Get your kids excited about local & fresh food on this week's episode of Feeding the Future. Orianne Cosentino is joined in the studio by Jeanne Hodesh and Samantha Hill of GrowNYC! Orianne starts off the episode by talking about the cultural relevance of open-air markets across the world, and how they are important to local economies and health. Later, hear about the history of GrowNYC, and all of the different programs they support and organize. Samantha shares her expertise as the Youth Education Coordinator and discusses the importance of engaging kids and teaching them to think about the origin and content of their food. Hear about some of GrowNYC's market field trip programs! This program has been brought to you by Whole Foods. Thanks to takstar for today's tunes.

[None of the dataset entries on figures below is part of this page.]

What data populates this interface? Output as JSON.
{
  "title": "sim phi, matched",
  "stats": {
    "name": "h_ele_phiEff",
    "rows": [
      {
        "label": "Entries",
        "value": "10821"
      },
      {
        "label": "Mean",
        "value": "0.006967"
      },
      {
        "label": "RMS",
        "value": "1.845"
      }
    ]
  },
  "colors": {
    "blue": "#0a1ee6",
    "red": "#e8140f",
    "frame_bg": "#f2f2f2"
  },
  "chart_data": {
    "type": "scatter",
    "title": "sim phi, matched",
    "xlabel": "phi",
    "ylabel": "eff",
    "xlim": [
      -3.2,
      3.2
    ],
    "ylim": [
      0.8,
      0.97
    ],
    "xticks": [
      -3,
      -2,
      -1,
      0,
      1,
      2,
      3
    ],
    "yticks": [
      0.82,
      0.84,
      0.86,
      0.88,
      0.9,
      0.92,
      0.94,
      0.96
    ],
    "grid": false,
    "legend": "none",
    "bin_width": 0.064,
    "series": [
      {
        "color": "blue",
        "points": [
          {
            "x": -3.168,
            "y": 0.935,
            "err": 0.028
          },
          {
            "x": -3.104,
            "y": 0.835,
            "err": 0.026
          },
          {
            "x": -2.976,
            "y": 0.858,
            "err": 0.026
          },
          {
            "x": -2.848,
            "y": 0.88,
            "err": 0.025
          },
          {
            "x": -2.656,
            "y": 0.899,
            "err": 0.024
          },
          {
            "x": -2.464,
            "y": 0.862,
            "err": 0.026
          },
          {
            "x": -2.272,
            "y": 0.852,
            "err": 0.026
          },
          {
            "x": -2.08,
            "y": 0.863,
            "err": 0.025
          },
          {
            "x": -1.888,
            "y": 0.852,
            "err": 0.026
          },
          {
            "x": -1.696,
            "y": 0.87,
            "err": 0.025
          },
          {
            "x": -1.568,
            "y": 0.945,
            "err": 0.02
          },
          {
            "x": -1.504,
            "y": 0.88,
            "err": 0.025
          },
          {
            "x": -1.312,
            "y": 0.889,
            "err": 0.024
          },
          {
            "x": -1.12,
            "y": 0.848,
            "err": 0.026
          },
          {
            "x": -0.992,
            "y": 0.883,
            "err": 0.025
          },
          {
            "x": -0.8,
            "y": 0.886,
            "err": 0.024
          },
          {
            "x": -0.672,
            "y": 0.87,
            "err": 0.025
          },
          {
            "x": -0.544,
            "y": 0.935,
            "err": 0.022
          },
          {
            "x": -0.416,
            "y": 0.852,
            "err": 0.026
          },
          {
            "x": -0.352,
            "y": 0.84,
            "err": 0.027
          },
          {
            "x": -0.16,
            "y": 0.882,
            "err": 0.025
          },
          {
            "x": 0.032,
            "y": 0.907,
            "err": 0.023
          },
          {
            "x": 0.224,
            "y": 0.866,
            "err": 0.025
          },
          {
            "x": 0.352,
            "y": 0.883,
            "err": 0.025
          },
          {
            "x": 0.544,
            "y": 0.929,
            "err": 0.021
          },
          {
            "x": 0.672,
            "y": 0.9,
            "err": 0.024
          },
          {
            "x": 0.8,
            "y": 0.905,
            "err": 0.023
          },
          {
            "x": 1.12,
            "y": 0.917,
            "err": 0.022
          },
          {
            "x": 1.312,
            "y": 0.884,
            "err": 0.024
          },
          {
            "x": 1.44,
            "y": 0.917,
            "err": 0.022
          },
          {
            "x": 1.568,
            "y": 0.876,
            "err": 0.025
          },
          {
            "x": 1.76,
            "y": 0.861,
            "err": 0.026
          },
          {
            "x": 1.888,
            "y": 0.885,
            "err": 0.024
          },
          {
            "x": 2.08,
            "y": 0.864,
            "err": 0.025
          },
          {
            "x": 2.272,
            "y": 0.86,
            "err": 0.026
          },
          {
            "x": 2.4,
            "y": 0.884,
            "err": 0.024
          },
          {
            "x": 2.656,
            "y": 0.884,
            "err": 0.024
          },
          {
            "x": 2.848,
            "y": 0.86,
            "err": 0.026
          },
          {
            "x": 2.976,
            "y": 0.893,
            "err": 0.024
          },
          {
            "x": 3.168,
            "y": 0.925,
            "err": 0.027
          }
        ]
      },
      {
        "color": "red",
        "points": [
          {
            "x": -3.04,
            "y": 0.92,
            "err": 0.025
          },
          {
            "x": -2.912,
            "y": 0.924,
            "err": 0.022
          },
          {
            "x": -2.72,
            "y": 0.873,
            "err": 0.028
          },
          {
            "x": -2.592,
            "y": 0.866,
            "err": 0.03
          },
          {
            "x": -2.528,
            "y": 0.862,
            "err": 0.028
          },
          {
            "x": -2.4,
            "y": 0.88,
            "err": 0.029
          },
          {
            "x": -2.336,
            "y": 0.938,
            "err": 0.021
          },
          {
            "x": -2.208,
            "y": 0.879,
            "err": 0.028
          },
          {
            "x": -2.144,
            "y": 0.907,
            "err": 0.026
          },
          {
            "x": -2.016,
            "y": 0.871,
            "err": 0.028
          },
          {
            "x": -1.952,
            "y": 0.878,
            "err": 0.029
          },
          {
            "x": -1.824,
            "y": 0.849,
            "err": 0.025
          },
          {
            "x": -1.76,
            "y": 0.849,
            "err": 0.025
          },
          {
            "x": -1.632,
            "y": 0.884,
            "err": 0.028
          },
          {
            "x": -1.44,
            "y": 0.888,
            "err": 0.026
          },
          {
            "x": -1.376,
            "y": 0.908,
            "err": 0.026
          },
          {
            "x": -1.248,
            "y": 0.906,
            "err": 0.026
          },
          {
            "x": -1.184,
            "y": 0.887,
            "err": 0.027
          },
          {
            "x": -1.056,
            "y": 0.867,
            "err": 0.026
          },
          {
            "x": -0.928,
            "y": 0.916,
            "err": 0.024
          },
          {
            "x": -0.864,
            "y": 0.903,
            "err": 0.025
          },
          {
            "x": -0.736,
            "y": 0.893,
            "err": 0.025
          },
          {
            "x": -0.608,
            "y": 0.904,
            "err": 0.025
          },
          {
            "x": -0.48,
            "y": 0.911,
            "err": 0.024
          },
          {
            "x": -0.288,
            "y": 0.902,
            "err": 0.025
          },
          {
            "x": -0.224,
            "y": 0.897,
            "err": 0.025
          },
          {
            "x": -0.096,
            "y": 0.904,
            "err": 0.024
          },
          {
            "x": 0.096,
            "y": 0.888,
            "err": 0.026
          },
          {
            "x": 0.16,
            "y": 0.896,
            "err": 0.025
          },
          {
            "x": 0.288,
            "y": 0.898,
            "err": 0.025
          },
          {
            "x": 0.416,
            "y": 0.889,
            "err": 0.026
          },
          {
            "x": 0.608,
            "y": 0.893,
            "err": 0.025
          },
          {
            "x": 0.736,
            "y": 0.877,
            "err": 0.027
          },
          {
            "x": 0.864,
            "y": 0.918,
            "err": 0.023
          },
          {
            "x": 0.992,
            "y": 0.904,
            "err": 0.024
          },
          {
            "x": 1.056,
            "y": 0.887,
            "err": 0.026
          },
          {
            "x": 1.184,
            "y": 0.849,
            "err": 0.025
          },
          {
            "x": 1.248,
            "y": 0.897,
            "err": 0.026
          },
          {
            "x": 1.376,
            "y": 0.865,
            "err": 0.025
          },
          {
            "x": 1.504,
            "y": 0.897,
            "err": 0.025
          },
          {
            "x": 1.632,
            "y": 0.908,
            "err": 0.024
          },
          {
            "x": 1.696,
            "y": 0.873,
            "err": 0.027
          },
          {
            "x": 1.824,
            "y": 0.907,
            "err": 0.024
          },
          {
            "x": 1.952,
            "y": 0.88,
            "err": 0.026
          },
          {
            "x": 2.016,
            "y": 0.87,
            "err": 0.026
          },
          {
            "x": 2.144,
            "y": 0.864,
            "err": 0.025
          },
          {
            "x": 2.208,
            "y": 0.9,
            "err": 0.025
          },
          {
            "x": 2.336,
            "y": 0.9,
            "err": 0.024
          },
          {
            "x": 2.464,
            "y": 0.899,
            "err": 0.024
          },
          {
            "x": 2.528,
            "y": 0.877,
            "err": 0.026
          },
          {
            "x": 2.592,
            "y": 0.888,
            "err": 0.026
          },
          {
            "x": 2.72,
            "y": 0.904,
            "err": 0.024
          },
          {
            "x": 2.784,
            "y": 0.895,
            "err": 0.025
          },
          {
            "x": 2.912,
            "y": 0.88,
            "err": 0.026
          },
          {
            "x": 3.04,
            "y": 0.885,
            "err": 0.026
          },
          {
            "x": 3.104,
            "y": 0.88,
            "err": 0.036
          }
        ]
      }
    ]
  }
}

"We don't want to tell kids what not to eat, but get them thinking about what's in their food, where it comes from. We want them to become curious eaters. [15:20]

"As adults, we are really close-minded. That's why I like working with kids... that negativity is a learned behavior." [18:45]

-- Samantha Hill on Feeding the Future


Perfect for cooking all those beautiful summer veggies!

(Serves about 8)

1 onion, coarsely chopped

5 cloves garlic, minced

1 inch piece of fresh ginger, grated

1 teaspoon turmeric

pinch cayenne

1 handful of parsley and cilantro sprigs, tied into a bouquet

1/2 (small) head of cabbage, cut into wedges

2 fennel bulbs, cored and chopped into large pieces

1/2 pound turnips, peeled and chopped into 2 inch pieces

6 carrots, peeled and halved, chopped into large pieces

1 can whole plum tomatoes and their juice (15 ounces)

3 zucchini, chopped into 2 inch pieces

2 sweet potatoes, peeled and chopped into 2 inch pieces

1/4 lb. green beans, cut into 1 inch lengths

3-4 cups carrot or tomato juice

2 jalapeño or chili peppers (optional)

2 tablespoons butter

1 tablespoon harissa (or to taste)

1 tablespoon sugar

salt and pepper

2 cups cous cous

1 teaspoon salt

1 tablespoon oil

4 cups boiling water

2 tablespoons butter

• Preheat oven to 400F degrees.

• Add all ingredients to a large baking dish, season well with salt and pepper. Add water, if necessary, so liquid comes halfway up the height of the vegetables

• Cover the dish loosely with foil and place in the oven for 30 minutes.

• Remove foil and continue to cook until all vegetables are tender, 30-45 minutes more.

• Meanwhile prepare the cous cous. With a fork, mix 2 cups of cous cous with salt and oil in a bowl until oil is well distributed. Place boiling water in a measuring cup and drop in the butter. Pour water/butter mixture over the cous cous and cover with a clean kitchen towel or plastic wrap for 5 minutes or until cooked.

• To serve: Ladle a few spoonfuls of the cooking liquid over the cous cous to rewarm. Mound cous cous on a large serving platter with braised vegetables and the sauce surrounding it. Place jalapenos on top, remove herb bouquet.

Variation: Mix in any veggies you like; pumpkin, cauliflower, celery root, mushrooms, etc.